On 1 February 2012 it was announced that Moreno was acquired on loan by New England Revolution in Major League Soccer. Despite this announcement, on 7 February, Moreno reportedly publicly stated that he had chosen to remain with Once Caldas instead of reporting to the Revolution. On the 9th New England Revolution President Brian Bilello wrote in an article on the Revolution's website that all necessary paperwork had been filed to complete the loan deal, and that representatives from the team had been attempting to contact Moreno himself for the past few days, but were unable to do so.
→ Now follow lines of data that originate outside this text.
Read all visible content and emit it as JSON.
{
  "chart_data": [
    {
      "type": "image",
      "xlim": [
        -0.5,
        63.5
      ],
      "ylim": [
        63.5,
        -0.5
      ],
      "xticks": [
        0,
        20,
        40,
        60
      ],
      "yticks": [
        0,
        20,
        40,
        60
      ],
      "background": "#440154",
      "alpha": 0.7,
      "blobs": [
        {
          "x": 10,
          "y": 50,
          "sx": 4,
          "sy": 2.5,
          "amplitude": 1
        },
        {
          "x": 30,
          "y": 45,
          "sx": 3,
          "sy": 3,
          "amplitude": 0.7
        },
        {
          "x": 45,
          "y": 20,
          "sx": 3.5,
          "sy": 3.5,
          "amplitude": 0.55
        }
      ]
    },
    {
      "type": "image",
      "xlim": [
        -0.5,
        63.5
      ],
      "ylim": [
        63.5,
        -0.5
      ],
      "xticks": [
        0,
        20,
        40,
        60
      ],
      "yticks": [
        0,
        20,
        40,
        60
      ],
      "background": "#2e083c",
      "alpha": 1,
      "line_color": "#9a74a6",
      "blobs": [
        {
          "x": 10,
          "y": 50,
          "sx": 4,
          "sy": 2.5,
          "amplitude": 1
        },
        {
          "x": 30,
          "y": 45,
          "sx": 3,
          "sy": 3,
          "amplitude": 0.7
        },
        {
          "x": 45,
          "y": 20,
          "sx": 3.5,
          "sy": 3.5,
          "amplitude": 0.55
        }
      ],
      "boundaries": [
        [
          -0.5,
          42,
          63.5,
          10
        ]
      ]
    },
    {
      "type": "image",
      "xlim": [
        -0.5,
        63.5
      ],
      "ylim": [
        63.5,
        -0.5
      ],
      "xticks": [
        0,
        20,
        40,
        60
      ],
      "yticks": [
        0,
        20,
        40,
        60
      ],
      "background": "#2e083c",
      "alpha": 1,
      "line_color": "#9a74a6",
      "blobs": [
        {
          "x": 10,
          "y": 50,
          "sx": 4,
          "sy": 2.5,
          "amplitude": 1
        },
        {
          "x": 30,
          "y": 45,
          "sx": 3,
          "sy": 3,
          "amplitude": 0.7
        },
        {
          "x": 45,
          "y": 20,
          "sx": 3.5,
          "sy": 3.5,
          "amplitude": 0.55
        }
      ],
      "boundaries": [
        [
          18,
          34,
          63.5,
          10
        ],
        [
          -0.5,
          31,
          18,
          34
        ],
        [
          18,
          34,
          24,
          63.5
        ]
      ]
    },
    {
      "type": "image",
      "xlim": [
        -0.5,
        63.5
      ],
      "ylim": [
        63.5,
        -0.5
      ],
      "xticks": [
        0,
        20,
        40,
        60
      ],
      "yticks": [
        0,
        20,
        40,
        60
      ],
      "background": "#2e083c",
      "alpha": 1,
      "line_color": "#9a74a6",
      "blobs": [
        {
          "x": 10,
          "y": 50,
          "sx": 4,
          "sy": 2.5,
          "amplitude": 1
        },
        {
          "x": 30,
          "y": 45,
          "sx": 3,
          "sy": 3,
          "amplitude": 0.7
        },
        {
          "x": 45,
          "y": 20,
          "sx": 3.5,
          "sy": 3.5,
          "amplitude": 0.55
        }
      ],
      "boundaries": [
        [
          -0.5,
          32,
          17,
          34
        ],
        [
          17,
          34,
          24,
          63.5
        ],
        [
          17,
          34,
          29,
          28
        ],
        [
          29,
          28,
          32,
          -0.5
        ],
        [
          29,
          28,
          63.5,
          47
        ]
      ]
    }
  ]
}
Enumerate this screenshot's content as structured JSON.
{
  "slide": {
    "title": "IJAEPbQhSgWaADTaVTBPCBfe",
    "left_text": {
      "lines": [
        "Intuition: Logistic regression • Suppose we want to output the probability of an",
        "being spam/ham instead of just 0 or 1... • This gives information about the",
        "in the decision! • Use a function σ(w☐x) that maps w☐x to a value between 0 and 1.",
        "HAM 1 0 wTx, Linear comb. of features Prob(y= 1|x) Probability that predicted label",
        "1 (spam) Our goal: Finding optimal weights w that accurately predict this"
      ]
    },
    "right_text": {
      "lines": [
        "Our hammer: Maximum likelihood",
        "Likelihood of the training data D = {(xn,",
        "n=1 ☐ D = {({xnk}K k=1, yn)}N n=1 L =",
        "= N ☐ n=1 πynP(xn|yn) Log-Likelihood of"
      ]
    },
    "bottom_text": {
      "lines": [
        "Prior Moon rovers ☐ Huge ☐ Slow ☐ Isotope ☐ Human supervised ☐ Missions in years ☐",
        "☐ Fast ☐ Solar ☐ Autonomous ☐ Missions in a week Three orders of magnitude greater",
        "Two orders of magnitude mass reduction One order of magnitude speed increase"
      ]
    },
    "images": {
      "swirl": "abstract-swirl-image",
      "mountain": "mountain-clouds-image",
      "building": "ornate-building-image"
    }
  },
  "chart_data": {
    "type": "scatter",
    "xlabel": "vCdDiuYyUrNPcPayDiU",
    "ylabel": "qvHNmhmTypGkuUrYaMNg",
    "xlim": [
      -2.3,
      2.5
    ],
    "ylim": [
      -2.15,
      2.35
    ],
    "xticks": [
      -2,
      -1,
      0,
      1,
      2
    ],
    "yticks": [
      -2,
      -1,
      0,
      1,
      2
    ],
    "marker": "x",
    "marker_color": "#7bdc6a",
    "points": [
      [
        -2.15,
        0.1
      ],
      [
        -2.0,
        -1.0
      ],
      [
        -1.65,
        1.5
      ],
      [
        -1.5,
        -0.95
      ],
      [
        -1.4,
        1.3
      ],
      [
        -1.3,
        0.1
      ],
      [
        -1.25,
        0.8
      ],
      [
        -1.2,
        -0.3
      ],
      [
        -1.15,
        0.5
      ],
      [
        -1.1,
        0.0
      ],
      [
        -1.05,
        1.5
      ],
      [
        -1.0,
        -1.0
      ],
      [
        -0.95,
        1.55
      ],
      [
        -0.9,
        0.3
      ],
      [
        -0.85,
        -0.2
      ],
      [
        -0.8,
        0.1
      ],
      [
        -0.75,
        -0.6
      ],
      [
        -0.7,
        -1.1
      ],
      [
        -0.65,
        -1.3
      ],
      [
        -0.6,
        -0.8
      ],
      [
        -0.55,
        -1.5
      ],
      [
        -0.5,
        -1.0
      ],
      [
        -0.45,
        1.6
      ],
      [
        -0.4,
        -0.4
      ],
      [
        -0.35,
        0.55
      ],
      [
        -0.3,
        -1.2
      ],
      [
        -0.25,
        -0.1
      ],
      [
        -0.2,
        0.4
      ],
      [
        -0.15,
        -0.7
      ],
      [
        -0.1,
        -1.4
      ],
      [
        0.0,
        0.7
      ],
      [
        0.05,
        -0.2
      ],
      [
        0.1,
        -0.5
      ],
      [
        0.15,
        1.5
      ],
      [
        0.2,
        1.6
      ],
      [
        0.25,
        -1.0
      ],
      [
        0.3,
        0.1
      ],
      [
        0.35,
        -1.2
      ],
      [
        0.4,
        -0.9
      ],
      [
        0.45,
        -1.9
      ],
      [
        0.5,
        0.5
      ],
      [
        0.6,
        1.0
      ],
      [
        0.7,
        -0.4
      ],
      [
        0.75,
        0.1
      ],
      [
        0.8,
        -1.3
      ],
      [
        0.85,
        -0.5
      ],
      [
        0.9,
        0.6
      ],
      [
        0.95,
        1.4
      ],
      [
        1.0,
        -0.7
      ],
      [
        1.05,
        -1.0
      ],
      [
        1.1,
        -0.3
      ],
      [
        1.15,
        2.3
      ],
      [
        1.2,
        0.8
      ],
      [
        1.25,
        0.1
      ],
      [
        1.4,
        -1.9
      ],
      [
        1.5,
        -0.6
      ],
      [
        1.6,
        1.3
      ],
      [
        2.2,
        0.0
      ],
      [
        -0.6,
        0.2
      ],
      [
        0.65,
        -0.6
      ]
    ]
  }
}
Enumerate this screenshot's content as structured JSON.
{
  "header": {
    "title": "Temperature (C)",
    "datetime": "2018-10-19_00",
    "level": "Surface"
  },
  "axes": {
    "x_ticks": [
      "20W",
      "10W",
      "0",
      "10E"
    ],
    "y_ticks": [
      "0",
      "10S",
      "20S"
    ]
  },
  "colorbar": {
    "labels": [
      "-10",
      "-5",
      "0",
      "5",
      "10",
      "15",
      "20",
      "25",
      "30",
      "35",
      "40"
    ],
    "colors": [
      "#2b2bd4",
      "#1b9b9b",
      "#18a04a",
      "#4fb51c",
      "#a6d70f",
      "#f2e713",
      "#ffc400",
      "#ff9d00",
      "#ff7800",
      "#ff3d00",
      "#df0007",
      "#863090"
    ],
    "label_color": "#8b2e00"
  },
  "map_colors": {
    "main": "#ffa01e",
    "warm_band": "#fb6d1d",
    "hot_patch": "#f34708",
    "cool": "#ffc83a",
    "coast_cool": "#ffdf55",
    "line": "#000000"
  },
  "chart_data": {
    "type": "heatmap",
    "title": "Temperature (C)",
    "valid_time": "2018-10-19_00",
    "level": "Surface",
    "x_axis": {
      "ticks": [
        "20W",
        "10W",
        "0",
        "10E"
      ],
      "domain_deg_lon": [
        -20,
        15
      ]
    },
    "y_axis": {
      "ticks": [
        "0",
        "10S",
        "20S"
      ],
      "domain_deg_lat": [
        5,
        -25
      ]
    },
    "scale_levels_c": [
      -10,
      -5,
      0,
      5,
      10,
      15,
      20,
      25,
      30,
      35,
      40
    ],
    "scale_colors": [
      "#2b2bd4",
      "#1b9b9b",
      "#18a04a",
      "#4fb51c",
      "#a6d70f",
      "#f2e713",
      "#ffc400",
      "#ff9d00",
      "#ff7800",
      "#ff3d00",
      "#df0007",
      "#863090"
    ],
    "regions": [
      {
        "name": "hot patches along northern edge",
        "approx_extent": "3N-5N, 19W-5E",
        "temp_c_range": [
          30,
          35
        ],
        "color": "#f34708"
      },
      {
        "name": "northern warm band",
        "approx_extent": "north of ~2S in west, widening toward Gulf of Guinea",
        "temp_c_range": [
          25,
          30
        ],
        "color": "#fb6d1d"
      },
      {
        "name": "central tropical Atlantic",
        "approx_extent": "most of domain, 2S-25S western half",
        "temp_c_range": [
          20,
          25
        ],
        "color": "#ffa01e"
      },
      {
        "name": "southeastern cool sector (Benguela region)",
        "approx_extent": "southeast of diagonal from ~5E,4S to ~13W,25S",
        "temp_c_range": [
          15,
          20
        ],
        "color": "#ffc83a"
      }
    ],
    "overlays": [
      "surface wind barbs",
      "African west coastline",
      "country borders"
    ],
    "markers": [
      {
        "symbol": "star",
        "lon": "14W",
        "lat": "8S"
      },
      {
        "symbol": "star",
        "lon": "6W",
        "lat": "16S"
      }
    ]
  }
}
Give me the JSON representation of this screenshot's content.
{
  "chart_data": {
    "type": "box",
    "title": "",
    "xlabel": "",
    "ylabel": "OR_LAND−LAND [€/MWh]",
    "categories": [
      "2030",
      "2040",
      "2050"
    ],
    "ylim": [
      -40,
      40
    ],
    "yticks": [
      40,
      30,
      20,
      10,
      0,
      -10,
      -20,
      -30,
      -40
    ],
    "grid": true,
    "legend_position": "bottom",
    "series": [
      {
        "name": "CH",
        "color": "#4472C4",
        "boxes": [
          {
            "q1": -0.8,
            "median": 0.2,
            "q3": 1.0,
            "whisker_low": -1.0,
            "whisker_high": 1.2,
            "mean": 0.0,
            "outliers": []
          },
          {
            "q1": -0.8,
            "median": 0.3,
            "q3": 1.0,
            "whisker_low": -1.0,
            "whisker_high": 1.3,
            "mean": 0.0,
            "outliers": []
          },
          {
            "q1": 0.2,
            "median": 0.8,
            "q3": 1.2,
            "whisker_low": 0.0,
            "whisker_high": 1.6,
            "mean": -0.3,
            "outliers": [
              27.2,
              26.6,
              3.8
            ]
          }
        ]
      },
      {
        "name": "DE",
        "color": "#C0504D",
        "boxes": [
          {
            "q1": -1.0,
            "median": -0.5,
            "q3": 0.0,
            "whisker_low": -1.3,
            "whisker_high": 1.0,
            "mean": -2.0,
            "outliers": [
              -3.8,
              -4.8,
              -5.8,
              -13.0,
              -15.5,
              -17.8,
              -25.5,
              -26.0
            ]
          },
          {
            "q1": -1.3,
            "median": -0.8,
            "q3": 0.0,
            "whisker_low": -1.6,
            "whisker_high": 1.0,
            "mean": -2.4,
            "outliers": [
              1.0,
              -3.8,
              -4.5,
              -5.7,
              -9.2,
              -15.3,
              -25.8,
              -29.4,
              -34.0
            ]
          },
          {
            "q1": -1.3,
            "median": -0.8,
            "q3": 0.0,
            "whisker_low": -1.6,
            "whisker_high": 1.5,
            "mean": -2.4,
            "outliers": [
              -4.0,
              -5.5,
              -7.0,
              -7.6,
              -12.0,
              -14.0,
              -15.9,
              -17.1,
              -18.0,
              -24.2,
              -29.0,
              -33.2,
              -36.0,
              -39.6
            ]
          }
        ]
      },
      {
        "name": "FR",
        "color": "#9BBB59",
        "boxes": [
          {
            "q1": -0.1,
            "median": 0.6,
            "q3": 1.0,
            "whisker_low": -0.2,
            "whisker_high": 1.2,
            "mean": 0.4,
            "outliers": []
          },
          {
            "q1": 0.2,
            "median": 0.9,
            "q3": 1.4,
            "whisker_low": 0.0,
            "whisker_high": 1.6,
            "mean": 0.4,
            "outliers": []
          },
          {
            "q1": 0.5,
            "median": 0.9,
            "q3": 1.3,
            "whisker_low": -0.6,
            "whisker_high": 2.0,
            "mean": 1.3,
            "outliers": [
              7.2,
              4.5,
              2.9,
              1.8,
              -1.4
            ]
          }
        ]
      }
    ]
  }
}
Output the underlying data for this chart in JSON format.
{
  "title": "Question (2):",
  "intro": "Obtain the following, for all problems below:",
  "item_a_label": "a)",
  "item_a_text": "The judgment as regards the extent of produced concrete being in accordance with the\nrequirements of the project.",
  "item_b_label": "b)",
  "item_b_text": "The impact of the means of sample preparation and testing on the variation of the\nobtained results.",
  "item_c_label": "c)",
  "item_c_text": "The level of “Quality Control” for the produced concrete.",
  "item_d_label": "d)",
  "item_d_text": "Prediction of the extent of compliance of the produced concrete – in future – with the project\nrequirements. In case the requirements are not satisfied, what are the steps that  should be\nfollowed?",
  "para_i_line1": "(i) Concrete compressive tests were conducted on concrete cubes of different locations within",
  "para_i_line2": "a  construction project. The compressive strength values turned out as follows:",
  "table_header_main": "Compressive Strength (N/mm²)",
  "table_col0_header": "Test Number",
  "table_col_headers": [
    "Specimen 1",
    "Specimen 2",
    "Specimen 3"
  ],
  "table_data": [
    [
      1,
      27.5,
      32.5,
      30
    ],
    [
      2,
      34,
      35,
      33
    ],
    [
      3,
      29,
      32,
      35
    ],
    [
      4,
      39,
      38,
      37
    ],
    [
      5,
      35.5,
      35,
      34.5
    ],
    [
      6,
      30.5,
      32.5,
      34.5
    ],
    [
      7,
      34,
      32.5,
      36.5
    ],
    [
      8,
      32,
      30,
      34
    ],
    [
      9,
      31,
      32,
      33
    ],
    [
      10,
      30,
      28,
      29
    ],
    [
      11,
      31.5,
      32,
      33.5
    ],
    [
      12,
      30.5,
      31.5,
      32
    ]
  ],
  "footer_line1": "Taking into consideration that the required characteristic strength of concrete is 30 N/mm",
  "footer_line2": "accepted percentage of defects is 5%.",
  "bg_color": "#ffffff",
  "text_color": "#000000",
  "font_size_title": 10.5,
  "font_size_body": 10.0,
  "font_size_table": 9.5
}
Shortly thereafter, WUNR's "Deportes y Mas" host Marino Velasquev reported that the Revolution and MLS had sued Moreno for breach on contract. Velasquez added on 13 February that the team was taking the case to FIFA. Moreno would report to the Revolution nearly 7 weeks later, citing visa issues and a "Personal Matter" keeping him from arriving. He scored his only goal for the franchise in a 2–1 defeat to DC United on 14 April. In August of that year, after making a total of 7 appearances, Moreno was waived by the club.

==International career==
In 2006 Moreno played three games for the Colombia national team.